A sense of community

When you read this I will be very happily miles away at the RNA’s utterly fabulous summer conference. I will meet friends I haven’t seen for a year and speak more in three days than I do the entire rest of the year.

Writing is ordinarily a very solitary activity (well, if you don’t count the people chattering constantly in every writer’s head, and I don’t think they’re supposed to count as a community), which makes it particularly important to get out of the house and find some like-minded people now and then for at least the following reasons:

1. Other writers get you. No one but other writers can fully understand the heights of delight and the depths of despair of writing going well/badly. Non-writers don’t understand, and while the dog makes a good listener, all they can do is sigh, which lacks in true empathy after the third or fourth exhalation.

2. You’ll get some brilliant ideas. Whether it’s figuring out the current plot hole gaping in the middle of your WIP or figuring out why your cover copy seems to be driving readers away in droves, in a group these size of the RNA’s conference you’re sure to find someone else who’s solved the problem you’re currently struggling with. Now, their solution might not be yours, but if it doesn’t give you clues to help you fix what’s wrong, their success at least shows it can be fixed.

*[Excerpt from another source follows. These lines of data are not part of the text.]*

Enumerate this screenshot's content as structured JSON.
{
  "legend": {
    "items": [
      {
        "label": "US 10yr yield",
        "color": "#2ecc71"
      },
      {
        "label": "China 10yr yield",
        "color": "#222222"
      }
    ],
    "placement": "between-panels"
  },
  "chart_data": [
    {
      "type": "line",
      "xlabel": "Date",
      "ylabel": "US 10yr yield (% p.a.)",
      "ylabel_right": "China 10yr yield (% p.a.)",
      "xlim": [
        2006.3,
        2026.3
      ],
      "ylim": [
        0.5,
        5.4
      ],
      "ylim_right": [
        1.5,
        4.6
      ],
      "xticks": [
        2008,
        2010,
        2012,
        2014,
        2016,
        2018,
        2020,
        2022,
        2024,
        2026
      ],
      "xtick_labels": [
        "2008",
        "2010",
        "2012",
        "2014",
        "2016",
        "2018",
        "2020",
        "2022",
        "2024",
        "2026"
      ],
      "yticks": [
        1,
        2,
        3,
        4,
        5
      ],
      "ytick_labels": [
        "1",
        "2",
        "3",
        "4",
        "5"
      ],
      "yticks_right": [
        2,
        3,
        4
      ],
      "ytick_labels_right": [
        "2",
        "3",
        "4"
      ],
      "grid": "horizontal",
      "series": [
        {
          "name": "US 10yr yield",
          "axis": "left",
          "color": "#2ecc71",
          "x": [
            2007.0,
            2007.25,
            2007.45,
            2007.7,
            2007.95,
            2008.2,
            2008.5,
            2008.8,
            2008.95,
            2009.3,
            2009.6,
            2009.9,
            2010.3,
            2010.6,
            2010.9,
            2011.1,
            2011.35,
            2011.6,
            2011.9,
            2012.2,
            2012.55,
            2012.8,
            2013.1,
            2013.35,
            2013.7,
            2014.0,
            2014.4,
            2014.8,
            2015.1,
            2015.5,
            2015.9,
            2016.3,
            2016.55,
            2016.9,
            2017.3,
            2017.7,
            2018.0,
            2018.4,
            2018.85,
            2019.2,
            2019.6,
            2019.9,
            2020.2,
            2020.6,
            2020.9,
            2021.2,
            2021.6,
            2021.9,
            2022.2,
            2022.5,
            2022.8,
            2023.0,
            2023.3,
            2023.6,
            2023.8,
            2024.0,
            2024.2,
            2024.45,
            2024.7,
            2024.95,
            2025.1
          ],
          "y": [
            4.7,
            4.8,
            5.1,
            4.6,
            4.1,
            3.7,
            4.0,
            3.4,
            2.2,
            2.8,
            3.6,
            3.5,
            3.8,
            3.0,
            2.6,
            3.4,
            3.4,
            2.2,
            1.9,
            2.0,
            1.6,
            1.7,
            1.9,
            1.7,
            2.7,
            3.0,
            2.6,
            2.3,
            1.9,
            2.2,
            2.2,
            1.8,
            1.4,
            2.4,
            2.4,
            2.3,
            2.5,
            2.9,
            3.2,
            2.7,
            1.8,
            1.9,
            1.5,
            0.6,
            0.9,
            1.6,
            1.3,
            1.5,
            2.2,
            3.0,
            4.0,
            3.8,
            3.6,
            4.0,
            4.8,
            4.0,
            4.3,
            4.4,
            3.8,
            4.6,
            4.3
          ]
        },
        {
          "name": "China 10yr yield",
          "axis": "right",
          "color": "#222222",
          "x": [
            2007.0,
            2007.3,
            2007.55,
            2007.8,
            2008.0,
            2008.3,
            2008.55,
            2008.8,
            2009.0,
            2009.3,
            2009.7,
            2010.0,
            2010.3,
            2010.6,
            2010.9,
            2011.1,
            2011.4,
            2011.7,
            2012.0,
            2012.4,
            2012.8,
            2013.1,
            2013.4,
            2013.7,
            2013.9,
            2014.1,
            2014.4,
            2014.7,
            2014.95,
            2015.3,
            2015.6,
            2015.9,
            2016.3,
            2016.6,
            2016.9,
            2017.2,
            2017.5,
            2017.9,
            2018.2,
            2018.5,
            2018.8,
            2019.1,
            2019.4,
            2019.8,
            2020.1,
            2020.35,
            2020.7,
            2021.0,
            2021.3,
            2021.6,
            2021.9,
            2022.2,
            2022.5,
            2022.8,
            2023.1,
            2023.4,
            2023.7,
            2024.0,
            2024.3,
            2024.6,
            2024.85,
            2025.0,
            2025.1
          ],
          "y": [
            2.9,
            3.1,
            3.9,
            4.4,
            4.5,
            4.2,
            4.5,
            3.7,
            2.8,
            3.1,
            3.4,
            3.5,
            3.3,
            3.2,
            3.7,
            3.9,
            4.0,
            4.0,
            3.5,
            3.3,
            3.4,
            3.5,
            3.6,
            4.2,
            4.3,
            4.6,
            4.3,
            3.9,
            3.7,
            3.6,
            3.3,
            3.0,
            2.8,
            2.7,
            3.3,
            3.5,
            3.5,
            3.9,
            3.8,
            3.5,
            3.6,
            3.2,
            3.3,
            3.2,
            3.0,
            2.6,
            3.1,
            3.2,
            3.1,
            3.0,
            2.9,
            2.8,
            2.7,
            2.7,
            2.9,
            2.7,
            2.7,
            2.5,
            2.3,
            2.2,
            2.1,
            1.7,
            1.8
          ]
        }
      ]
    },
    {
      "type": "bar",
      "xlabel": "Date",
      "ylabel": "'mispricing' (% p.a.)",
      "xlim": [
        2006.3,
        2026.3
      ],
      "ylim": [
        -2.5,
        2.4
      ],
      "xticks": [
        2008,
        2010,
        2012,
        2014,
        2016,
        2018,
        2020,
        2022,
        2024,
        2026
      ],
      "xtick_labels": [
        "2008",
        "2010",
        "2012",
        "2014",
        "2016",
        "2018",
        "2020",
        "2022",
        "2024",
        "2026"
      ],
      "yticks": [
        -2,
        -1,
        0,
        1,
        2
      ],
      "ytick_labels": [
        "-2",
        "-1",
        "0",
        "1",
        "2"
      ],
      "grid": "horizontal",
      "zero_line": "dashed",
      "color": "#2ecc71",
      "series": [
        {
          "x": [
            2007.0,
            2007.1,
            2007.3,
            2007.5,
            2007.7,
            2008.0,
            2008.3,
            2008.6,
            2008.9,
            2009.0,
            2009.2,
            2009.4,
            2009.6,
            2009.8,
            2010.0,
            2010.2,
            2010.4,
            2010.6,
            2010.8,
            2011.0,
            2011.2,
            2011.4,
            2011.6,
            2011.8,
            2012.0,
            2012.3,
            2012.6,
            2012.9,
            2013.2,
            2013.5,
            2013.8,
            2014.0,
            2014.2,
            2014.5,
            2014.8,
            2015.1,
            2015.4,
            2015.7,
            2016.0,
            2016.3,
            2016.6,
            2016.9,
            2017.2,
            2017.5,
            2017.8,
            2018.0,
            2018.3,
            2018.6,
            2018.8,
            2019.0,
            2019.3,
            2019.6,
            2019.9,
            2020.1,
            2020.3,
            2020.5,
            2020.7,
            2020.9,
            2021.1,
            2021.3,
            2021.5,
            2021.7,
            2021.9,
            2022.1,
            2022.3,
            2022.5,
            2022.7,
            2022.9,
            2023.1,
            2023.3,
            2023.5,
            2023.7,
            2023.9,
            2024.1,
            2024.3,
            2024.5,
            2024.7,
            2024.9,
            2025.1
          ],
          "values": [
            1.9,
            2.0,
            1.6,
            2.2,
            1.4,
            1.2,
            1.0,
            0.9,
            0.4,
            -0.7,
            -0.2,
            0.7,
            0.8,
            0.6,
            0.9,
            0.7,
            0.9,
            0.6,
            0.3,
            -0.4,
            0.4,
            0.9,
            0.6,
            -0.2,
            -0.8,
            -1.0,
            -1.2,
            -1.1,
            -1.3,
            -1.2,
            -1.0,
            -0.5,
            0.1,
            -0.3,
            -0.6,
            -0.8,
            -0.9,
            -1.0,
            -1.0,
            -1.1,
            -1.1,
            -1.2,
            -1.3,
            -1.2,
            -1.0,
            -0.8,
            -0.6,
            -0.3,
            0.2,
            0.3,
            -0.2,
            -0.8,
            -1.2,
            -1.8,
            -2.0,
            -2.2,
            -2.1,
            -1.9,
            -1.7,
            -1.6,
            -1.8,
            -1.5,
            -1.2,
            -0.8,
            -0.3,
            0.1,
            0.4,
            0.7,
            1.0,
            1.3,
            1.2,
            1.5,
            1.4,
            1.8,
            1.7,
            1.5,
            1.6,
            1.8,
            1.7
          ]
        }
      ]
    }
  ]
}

3. Books! Where there are writers, so books inevitably follow. Writing conferences have book stalls, writers are eager to recommend books they have loved, and you can get the books signed by the actual, real writer of it, which never ceases to be exciting. My TBR pile isn’t in danger of vanishing, let’s face it, but since my dread is to run out of reading matter I’m delighted at the prospect of coming back with a suitcase bulging with new worlds to explore.

The only problem, in fact, is facing up to the real world once the conference is over – but at least I’ve got plenty of imaginary places to escape to.